Ein Teilnehmer gab folgende kurze Definition, die ich auch gerne hier teilen möchte: „Vereinfacht gesagt ist Gamification (in Verbindung mit Lernen) oder Game-based-learning … eine Option im Lernumfeld, mit spielerischen Elementen die Motivation des Lernenden zu steigern. Der Kreativität sind hier keinerlei Grenzen gesetzt.“

Beispiele, Möglichkeiten & Grenzen

Nach Teilen von Beispielen von der SAP wurden in den Mooc Foren die Möglichkeiten und Grenzen diskutiert. Mehr Spaß, besserer Wissenstransfer, Anreize oder mehr Engagement werden als Chancen gesehen. Die Grenzen sind u.a. die potentielle Förderung von Spielsucht, nur Leistung für Belohnung, zu viel Wettbewerb. Weitere Herausforderungen sind potentieller Betrug, die Datensammlung und Auswertung die man mit dem Betriebsrat und Datenschutz-Beauftragten immer so frühzeitig wie möglich besprechen sollte. Daneben sollte man die ethische Dimension auch immer reflektieren

Hier zu möchte ich auch Jane McGonigal zitieren, die verschieden Bücher zum Thema Gamification geschrieben hat.

“[..] if you use the power of games to give people an opportunity to do something they want to do, then you’re doing good. If you’re using the power of games to get people to do something you want them to do, then you’re doing evil.”


Anbei noch das


Umsetzung von Gamification

An den letzten 2 Tagen ging es um die Umsetzung.
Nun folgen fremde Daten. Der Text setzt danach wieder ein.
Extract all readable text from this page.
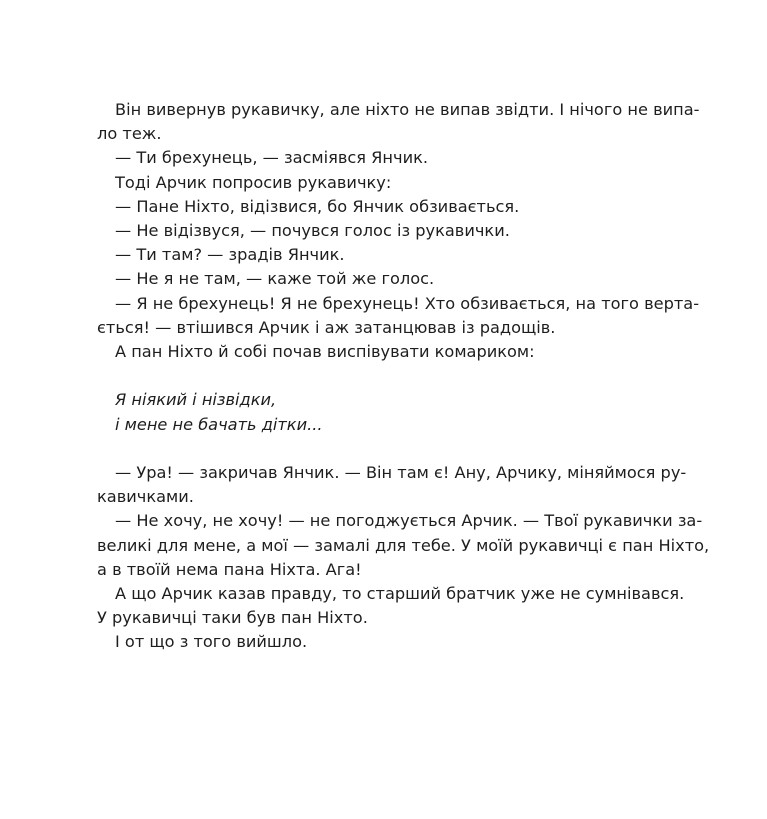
Він вивернув рукавичку, але ніхто не випав звідти. І нічого не випа-
ло теж.
— Ти брехунець, — засміявся Янчик.
Тоді Арчик попросив рукавичку:
— Пане Ніхто, відізвися, бо Янчик обзивається.
— Не відізвуся, — почувся голос із рукавички.
— Ти там? — зрадів Янчик.
— Не я не там, — каже той же голос.
— Я не брехунець! Я не брехунець! Хто обзивається, на того верта-
ється! — втішився Арчик і аж затанцював із радощів.
А пан Ніхто й собі почав виспівувати комариком:
Я ніякий і нізвідки,
і мене не бачать дітки...
— Ура! — закричав Янчик. — Він там є! Ану, Арчику, міняймося ру-
кавичками.
— Не хочу, не хочу! — не погоджується Арчик. — Твої рукавички за-
великі для мене, а мої — замалі для тебе. У моїй рукавичці є пан Ніхто,
а в твоїй нема пана Ніхта. Ага!
А що Арчик казав правду, то старший братчик уже не сумнівався.
У рукавичці таки був пан Ніхто.
І от що з того вийшло.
Nach Input zur Umsetzung via Video brachten die Teilnehmer Ihre eigenen Ideen und Vorschläge ein, welche auch in einem Wettbewerb abgestimmt wurden. Sie finden alle auf der Mooc Plattform oder auch hier in den Folien zur Infosession. Als am besten wurden 6 ausgewählt – obwohl auch viele andere super Ideen dabei waren. Auch kamen noch in der folgenden Woche weitere Ideen hinzu.
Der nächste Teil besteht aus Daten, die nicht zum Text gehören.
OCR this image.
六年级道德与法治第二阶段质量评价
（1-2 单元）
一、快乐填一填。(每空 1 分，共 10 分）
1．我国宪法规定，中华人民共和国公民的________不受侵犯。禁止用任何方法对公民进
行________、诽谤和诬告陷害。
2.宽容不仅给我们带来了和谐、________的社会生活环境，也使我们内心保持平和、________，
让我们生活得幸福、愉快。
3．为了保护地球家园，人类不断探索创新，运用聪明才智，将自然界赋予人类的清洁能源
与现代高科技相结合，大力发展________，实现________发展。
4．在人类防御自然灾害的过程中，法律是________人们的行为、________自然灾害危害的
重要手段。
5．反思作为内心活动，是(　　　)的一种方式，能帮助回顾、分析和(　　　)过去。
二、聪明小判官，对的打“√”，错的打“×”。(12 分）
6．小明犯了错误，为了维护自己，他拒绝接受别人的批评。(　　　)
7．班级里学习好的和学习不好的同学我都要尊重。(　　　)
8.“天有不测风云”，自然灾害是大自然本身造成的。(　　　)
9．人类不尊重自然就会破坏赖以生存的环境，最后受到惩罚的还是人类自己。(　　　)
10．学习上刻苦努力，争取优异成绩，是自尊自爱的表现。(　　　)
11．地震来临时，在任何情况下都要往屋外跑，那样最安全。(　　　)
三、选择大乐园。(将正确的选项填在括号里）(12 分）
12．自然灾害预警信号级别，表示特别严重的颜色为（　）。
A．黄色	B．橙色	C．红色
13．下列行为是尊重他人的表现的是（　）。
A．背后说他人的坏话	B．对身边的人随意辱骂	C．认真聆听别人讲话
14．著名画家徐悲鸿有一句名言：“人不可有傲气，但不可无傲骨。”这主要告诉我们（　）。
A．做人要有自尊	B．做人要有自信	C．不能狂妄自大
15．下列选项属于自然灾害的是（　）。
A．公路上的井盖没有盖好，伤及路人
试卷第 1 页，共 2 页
Die Ideen waren sehr vielseitig – von Quiz, Simulation bis hin zu Simulationen oder Gamification im System z.B. im Gesundheitswesen oder Rollentausch. Dies zeigt auch dass es nicht den einen Weg einer Umsetzung gibt. Es hängt stark vom Kontext & der Zielgruppe ab die es betrifft. Aber auch sehr stark von der Person die das Design entwirft (und z.B. ihres Spielertyps).

International wäre übrigens auch der interkulturelle Aspekt immer zu reflektieren. So ist in den USA Glückspiel (gambling) eher positiv besetzt – bei uns in Deutschland eher negativ. 


Persönliche Reflexion

Faszinierend fand ich die vielen unterschiedlichen Beiträge, was die Vielseitigkeit des Themas aufzeigt. Unter der Woche sass ich meistens noch spät abends am Tablet und lass die Forenbeiträge – den Aufwand nebenberuflich einen cMooc mit zu machen habe wohl nicht nur ich unterschätzt.
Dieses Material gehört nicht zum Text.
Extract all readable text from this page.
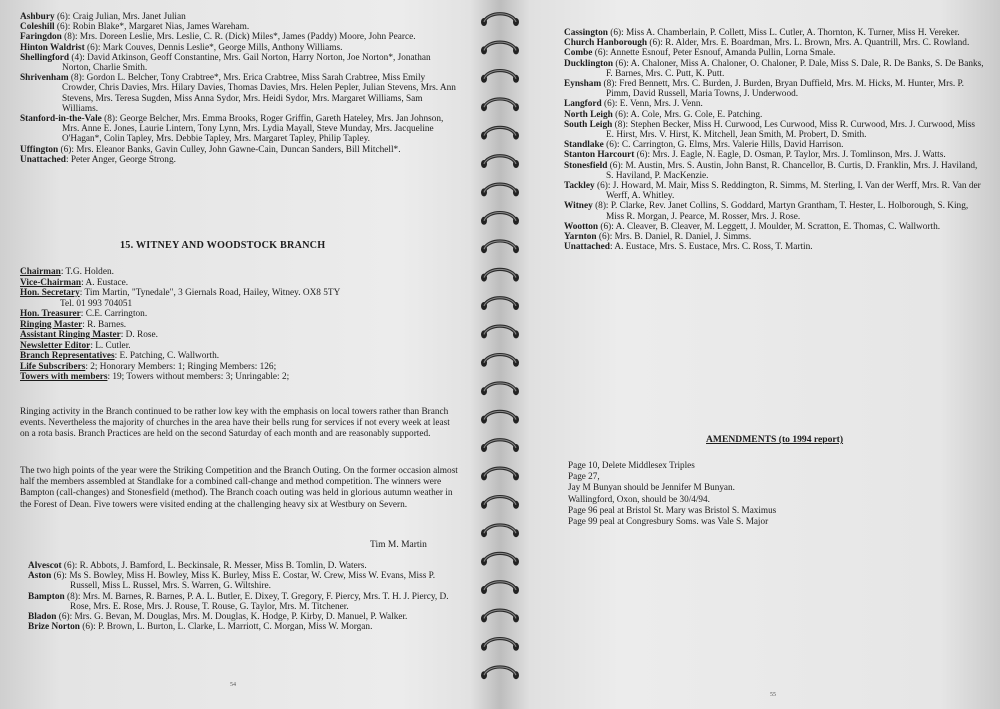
Ashbury (6): Craig Julian, Mrs. Janet Julian

Coleshill (6): Robin Blake*, Margaret Nias, James Wareham.

Faringdon (8): Mrs. Doreen Leslie, Mrs. Leslie, C. R. (Dick) Miles*, James (Paddy) Moore, John Pearce.

Hinton Waldrist (6): Mark Couves, Dennis Leslie*, George Mills, Anthony Williams.

Shellingford (4): David Atkinson, Geoff Constantine, Mrs. Gail Norton, Harry Norton, Joe Norton*, Jonathan Norton, Charlie Smith.

Shrivenham (8): Gordon L. Belcher, Tony Crabtree*, Mrs. Erica Crabtree, Miss Sarah Crabtree, Miss Emily Crowder, Chris Davies, Mrs. Hilary Davies, Thomas Davies, Mrs. Helen Pepler, Julian Stevens, Mrs. Ann Stevens, Mrs. Teresa Sugden, Miss Anna Sydor, Mrs. Heidi Sydor, Mrs. Margaret Williams, Sam Williams.

Stanford-in-the-Vale (8): George Belcher, Mrs. Emma Brooks, Roger Griffin, Gareth Hateley, Mrs. Jan Johnson, Mrs. Anne E. Jones, Laurie Lintern, Tony Lynn, Mrs. Lydia Mayall, Steve Munday, Mrs. Jacqueline O'Hagan*, Colin Tapley, Mrs. Debbie Tapley, Mrs. Margaret Tapley, Philip Tapley.

Uffington (6): Mrs. Eleanor Banks, Gavin Culley, John Gawne-Cain, Duncan Sanders, Bill Mitchell*.

Unattached: Peter Anger, George Strong.

15. WITNEY AND WOODSTOCK BRANCH

Chairman: T.G. Holden.

Vice-Chairman: A. Eustace.

Hon. Secretary: Tim Martin, "Tynedale", 3 Giernals Road, Hailey, Witney. OX8 5TY

Tel. 01 993 704051

Hon. Treasurer: C.E. Carrington.

Ringing Master: R. Barnes.

Assistant Ringing Master: D. Rose.

Newsletter Editor: L. Cutler.

Branch Representatives: E. Patching, C. Wallworth.

Life Subscribers: 2; Honorary Members: 1; Ringing Members: 126;

Towers with members: 19; Towers without members: 3; Unringable: 2;

Ringing activity in the Branch continued to be rather low key with the emphasis on local towers rather than Branch events. Nevertheless the majority of churches in the area have their bells rung for services if not every week at least on a rota basis. Branch Practices are held on the second Saturday of each month and are reasonably supported.

The two high points of the year were the Striking Competition and the Branch Outing. On the former occasion almost half the members assembled at Standlake for a combined call-change and method competition. The winners were Bampton (call-changes) and Stonesfield (method). The Branch coach outing was held in glorious autumn weather in the Forest of Dean. Five towers were visited ending at the challenging heavy six at Westbury on Severn.

Tim M. Martin

Alvescot (6): R. Abbots, J. Bamford, L. Beckinsale, R. Messer, Miss B. Tomlin, D. Waters.

Aston (6): Ms S. Bowley, Miss H. Bowley, Miss K. Burley, Miss E. Costar, W. Crew, Miss W. Evans, Miss P. Russell, Miss L. Russel, Mrs. S. Warren, G. Wiltshire.

Bampton (8): Mrs. M. Barnes, R. Barnes, P. A. L. Butler, E. Dixey, T. Gregory, F. Piercy, Mrs. T. H. J. Piercy, D. Rose, Mrs. E. Rose, Mrs. J. Rouse, T. Rouse, G. Taylor, Mrs. M. Titchener.

Bladon (6): Mrs. G. Bevan, M. Douglas, Mrs. M. Douglas, K. Hodge, P. Kirby, D. Manuel, P. Walker.

Brize Norton (6): P. Brown, L. Burton, L. Clarke, L. Marriott, C. Morgan, Miss W. Morgan.

54

Cassington (6): Miss A. Chamberlain, P. Collett, Miss L. Cutler, A. Thornton, K. Turner, Miss H. Vereker.

Church Hanborough (6): R. Alder, Mrs. E. Boardman, Mrs. L. Brown, Mrs. A. Quantrill, Mrs. C. Rowland.

Combe (6): Annette Esnouf, Peter Esnouf, Amanda Pullin, Lorna Smale.

Ducklington (6): A. Chaloner, Miss A. Chaloner, O. Chaloner, P. Dale, Miss S. Dale, R. De Banks, S. De Banks, F. Barnes, Mrs. C. Putt, K. Putt.

Eynsham (8): Fred Bennett, Mrs. C. Burden, J. Burden, Bryan Duffield, Mrs. M. Hicks, M. Hunter, Mrs. P. Pimm, David Russell, Maria Towns, J. Underwood.

Langford (6): E. Venn, Mrs. J. Venn.

North Leigh (6): A. Cole, Mrs. G. Cole, E. Patching.

South Leigh (8): Stephen Becker, Miss H. Curwood, Les Curwood, Miss R. Curwood, Mrs. J. Curwood, Miss E. Hirst, Mrs. V. Hirst, K. Mitchell, Jean Smith, M. Probert, D. Smith.

Standlake (6): C. Carrington, G. Elms, Mrs. Valerie Hills, David Harrison.

Stanton Harcourt (6): Mrs. J. Eagle, N. Eagle, D. Osman, P. Taylor, Mrs. J. Tomlinson, Mrs. J. Watts.

Stonesfield (6): M. Austin, Mrs. S. Austin, John Banst, R. Chancellor, B. Curtis, D. Franklin, Mrs. J. Haviland, S. Haviland, P. MacKenzie.

Tackley (6): J. Howard, M. Mair, Miss S. Reddington, R. Simms, M. Sterling, I. Van der Werff, Mrs. R. Van der Werff, A. Whitley.

Witney (8): P. Clarke, Rev. Janet Collins, S. Goddard, Martyn Grantham, T. Hester, L. Holborough, S. King, Miss R. Morgan, J. Pearce, M. Rosser, Mrs. J. Rose.

Wootton (6): A. Cleaver, B. Cleaver, M. Leggett, J. Moulder, M. Scratton, E. Thomas, C. Wallworth.

Yarnton (6): Mrs. B. Daniel, R. Daniel, J. Simms.

Unattached: A. Eustace, Mrs. S. Eustace, Mrs. C. Ross, T. Martin.

AMENDMENTS (to 1994 report)

Page 10, Delete Middlesex Triples

Page 27,

Jay M Bunyan should be Jennifer M Bunyan.

Wallingford, Oxon, should be 30/4/94.

Page 96 peal at Bristol St. Mary was Bristol S. Maximus

Page 99 peal at Congresbury Soms. was Vale S. Major

55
SAP intern führen wir seit einigen Jahren Workshops & Trainings zu Gamification durch (bei Interesse das bei Ihnen in der Firma durchzuführen bitte einfach melden). SAP intern jedenfalls habe ich weniger Kritik erfahren – was jedoch auch an der Selbstselektion liegen mag (nur Interessierte kommen zum Training). Lustig fand ich auch den Foreneintrag ala: ich halte nichts von Gamification und poste hier nur um das Badge zu bekommen. Auch wenn man das Thema Badges kritisieren kann wenn zu einfach eingesetzt zeigt es dass es doch wirkt.


Auch gab es im MOOC den einen oder anderen der Grundsatzdiskussionen startete. U.A. habe ich gelernt: Thematik & Nomenklatur abstecken zu Anfang hilft (da nicht jeder ein “just do it” typ ist, der i.S. von agilen Methoden mal loslegt und dann schaut). Aber das ist ja auch das interessante an c-Moocs: kein straffer online-Lehrgang – sondern Collaboration. Als studierter Psychologe fand ich die die Diskussion auch sozialpsychologisch interessant.

Collaboration hätte ich gerne vom Design noch gerne stärker eingebaut i.S. von Gruppen-Challenges – da dies einen stärkeren Effekt hat und noch mehr Spass macht. Aufgrund zeitlicher und technischer Restriktionen war dies aber nicht möglich. Vielleicht im nächsten MOOC.


Ich hoffe den einen oder anderen für das Thema Gamification oder Motivationsdesign begeistert zu haben. Habt Spass – auch auf der Arbeit!